Atheist organizations.

Atheists have little in common other than their lack of belief in religion. Additionally, atheism, as a
mass movement, is a relatively recent phenomenon. As such, there are few national organizations
with broad membership. The American Humanist Association, which claims to be America’s largest
and oldest, has 15,000 members. The Freedom From Religion Foundation which claims to be
America’s largest atheist organization, has around 14,000 members. American Atheists, one of the
oldest national atheist groups still operating in the U.S. has about 3,000 members. The Secular
Coalition for America has attempted to become an atheist umbrella group, but as of this writing, it
has just ten member groups. The Atheist Alliance International serves a similar purpose with an
international scope and has about 56 member groups. The Secular Student Alliance is doing better
than its elders with about 186 U.S. member groups.

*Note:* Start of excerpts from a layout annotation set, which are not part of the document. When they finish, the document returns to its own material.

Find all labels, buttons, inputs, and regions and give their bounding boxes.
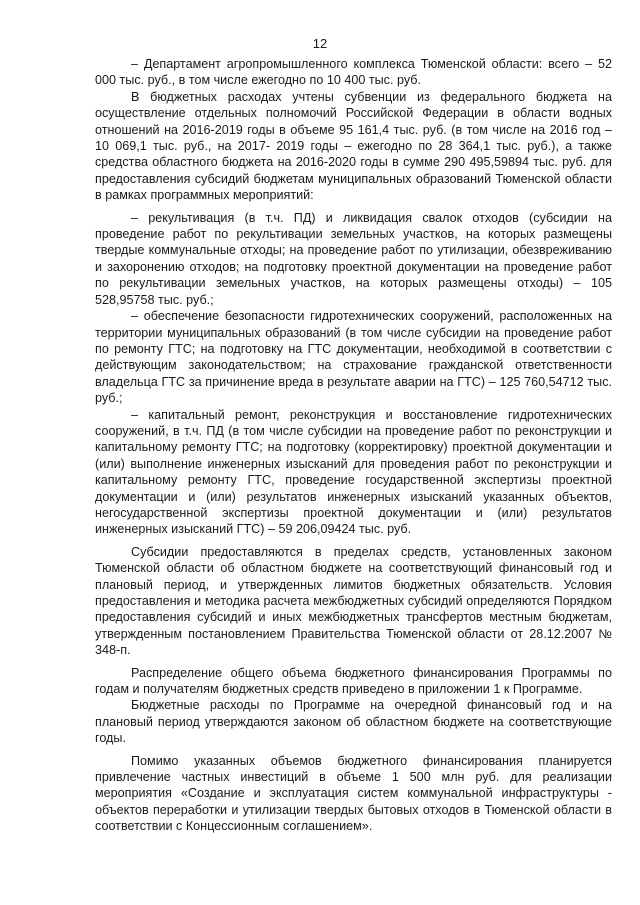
paragraph: Бюджетные расходы по Программе на очередной финансовый год и на плановый период утверждаются законом об областном бюджете на соответствующие годы. (95, 698, 612, 746)
list-item: – рекультивация (в т.ч. ПД) и ликвидация свалок отходов (субсидии на проведение работ по рекультивации земельных участков, на которых размещены твердые коммунальные отходы; на проведение работ по утилизации, обезвреживанию и захоронению отходов; на подготовку проектной документации на проведение работ по рекультивации земельных участков, на которых размещены отходы) – 105 528,95758 тыс. руб.; (95, 210, 612, 307)
paragraph: Распределение общего объема бюджетного финансирования Программы по годам и получателям бюджетных средств приведено в приложении 1 к Программе. (95, 665, 612, 697)
paragraph: Субсидии предоставляются в пределах средств, установленных законом Тюменской области об областном бюджете на соответствующий финансовый год и плановый период, и утвержденных лимитов бюджетных обязательств. Условия предоставления и методика расчета межбюджетных субсидий определяются Порядком предоставления субсидий и иных межбюджетных трансфертов местным бюджетам, утвержденным постановлением Правительства Тюменской области от 28.12.2007 № 348-п. (95, 544, 612, 658)
list-item: – обеспечение безопасности гидротехнических сооружений, расположенных на территории муниципальных образований (в том числе субсидии на проведение работ по ремонту ГТС; на подготовку на ГТС документации, необходимой в соответствии с действующим законодательством; на страхование гражданской ответственности владельца ГТС за причинение вреда в результате аварии на ГТС) – 125 760,54712 тыс. руб.; (95, 309, 612, 406)
paragraph: Помимо указанных объемов бюджетного финансирования планируется привлечение частных инвестиций в объеме 1 500 млн руб. для реализации мероприятия «Создание и эксплуатация систем коммунальной инфраструктуры - объектов переработки и утилизации твердых бытовых отходов в Тюменской области в соответствии с Концессионным соглашением». (95, 753, 612, 834)
paragraph: – Департамент агропромышленного комплекса Тюменской области: всего – 52 000 тыс. руб., в том числе ежегодно по 10 400 тыс. руб. (95, 57, 612, 88)
page-number: 12 (312, 36, 328, 51)
document-body (95, 56, 612, 841)
paragraph: В бюджетных расходах учтены субвенции из федерального бюджета на осуществление отдельных полномочий Российской Федерации в области водных отношений на 2016-2019 годы в объеме 95 161,4 тыс. руб. (в том числе на 2016 год – 10 069,1 тыс. руб., на 2017- 2019 годы – ежегодно по 28 364,1 тыс. руб.), а также средства областного бюджета на 2016-2020 годы в сумме 290 495,59894 тыс. руб. для предоставления субсидий бюджетам муниципальных образований Тюменской области в рамках программных мероприятий: (95, 89, 612, 203)
list-item: – капитальный ремонт, реконструкция и восстановление гидротехнических сооружений, в т.ч. ПД (в том числе субсидии на проведение работ по реконструкции и капитальному ремонту ГТС; на подготовку (корректировку) проектной документации и (или) выполнение инженерных изысканий для проведения работ по реконструкции и капитальному ремонту ГТС, проведение государственной экспертизы проектной документации и (или) результатов инженерных изысканий указанных объектов, негосударственной экспертизы проектной документации и (или) результатов инженерных изысканий ГТС) – 59 206,09424 тыс. руб. (95, 407, 612, 537)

Atheists have not yet developed a strong national voice. Atheist organizations look pitiful when
compared to religionists. For example the National Association of Evangelicals claims a
membership of 30 million people. Although there are national atheist organizations, no single
organization has succeeded in uniting the atheists’ voices. At this point in time atheists remain a
relatively powerless and generally despised minority.